Reviving the Jewish Spirit

Stand for Israel  |  November 18, 2019

Louis Brandeis, 1915
Louis Brandeis, 1915

In recent days, those of us who stand for Israel have been disturbed when politicians make the historically anti-Semitic claims of “dual loyalty,” arguing that American Jews cannot be patriotic to the United States and support Israel, the Jewish state, at the same time. Such anti-Semitic thinking, though, was already being disputed more than a century ago by one of the leading Americans — Jew or Gentile — of the early 20th century, Supreme Court Justice Louis Brandeis.

Born on this day in 1856 in Louisville, Kentucky, to Jewish parents who had immigrated from Bohemia to escape the violent and vicious anti-Semitism there, Brandeis was raised with the values of both his family’s faith, as well as those of his homeland. His mother recalled of how she raised her children:

“I believe that only goodness and truth and conduct that is humane and self-sacrificing toward those who need us can bring God nearer to us…I wanted to give my children the purest spirit and the highest ideals as to morals and love. God has blessed my endeavors.”

With such morals in mind, Brandeis first made his name as an attorney, valiantly battling big banks, the robber barons’ monopolies, and the rampant consumerism that plagued America even then. Then, in 1916, President Woodrow Wilson nominated Brandeis to the U.S. Supreme Court. Despite unusual resistance, much of it based on the anti-Semitism of the time, Brandeis was confirmed to the nation’s highest court by a 47-22 Senate vote. On the court, Brandeis became one of the most influential justices in American history, continuing his legacy of looking out for the American people by defending the constitutional freedom of speech and right to privacy.
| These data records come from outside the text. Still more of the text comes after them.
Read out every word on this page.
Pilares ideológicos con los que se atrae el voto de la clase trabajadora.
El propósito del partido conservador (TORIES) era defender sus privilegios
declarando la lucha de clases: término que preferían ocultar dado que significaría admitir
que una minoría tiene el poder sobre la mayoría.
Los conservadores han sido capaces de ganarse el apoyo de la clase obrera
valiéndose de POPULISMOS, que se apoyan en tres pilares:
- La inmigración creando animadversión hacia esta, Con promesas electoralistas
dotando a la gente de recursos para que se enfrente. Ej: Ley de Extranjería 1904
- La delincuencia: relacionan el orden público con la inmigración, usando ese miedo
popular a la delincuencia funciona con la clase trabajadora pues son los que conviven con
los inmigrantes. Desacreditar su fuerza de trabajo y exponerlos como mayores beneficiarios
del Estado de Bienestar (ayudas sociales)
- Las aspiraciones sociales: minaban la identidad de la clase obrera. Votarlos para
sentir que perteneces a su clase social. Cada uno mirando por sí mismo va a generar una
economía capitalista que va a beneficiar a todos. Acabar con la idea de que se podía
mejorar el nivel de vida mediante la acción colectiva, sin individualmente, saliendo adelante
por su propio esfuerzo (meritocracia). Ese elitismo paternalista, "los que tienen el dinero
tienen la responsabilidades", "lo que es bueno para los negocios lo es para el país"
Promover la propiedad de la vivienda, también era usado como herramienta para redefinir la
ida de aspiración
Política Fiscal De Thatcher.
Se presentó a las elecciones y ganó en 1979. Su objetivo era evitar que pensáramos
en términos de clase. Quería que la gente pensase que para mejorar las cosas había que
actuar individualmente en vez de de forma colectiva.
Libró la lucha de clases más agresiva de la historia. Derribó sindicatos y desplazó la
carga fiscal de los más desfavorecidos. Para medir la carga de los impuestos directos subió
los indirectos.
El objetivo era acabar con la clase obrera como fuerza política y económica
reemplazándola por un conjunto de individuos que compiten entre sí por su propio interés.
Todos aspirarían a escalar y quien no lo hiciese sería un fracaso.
But for those of us who stand for Israel, it was a speech Brandeis made the year before he was named to the Supreme Court that is especially meaningful. Speaking to a conference of rabbis, Brandeis stood with Zionists, arguing for the need for Jews to escape anti-Semitism, much as his parents had done when they came to America. The establishment of a Jewish state, Brandeis said, would do just that and would “revive the Jewish spirit”:

“The Zionists seek to establish this home in Palestine because they are convinced that the undying longing of Jews for Palestine is a fact of deepest significance; that it is a manifestation in the struggle for existence by an ancient people which has established its right to live, a people whose three thousand years of civilization has produced a faith, culture and individuality which enable it to contribute largely in the future, as it has in the past, to the advance of civilization; and that it is not a right merely but a duty of the Jewish nationality to survive and develop. They believe that only in Palestine can Jewish life be fully protected from the forces of disintegration; that there alone can the Jewish spirit reach its full and natural development; and that by securing for those Jews who wish to settle there the opportunity to do so, not only those Jews, but all other Jews will be benefited…”

That very suggestion, that even American Jews would benefit from the creation of a Jewish state, had led anti-Semites to question the patriotism of Zionists who felt this way. To which Brandeis retorted:

“Let no American imagine that Zionism is inconsistent with Patriotism. Multiple loyalties are objectionable only if they are inconsistent. A man is a better citizen of the United States for being also a loyal citizen of his state…Every American Jew who aids in advancing the Jewish settlement in Palestine, though he feels that neither he nor his descendants will ever live there, will likewise be a better man and a better American for doing so. There is no inconsistency between loyalty to America and loyalty to Jewry.”

Stand for Israel could not have explained the love of both America and Israel any better. So birthday wishes to Louis Brandeis, a true American and Zionist. May his memory be a blessing.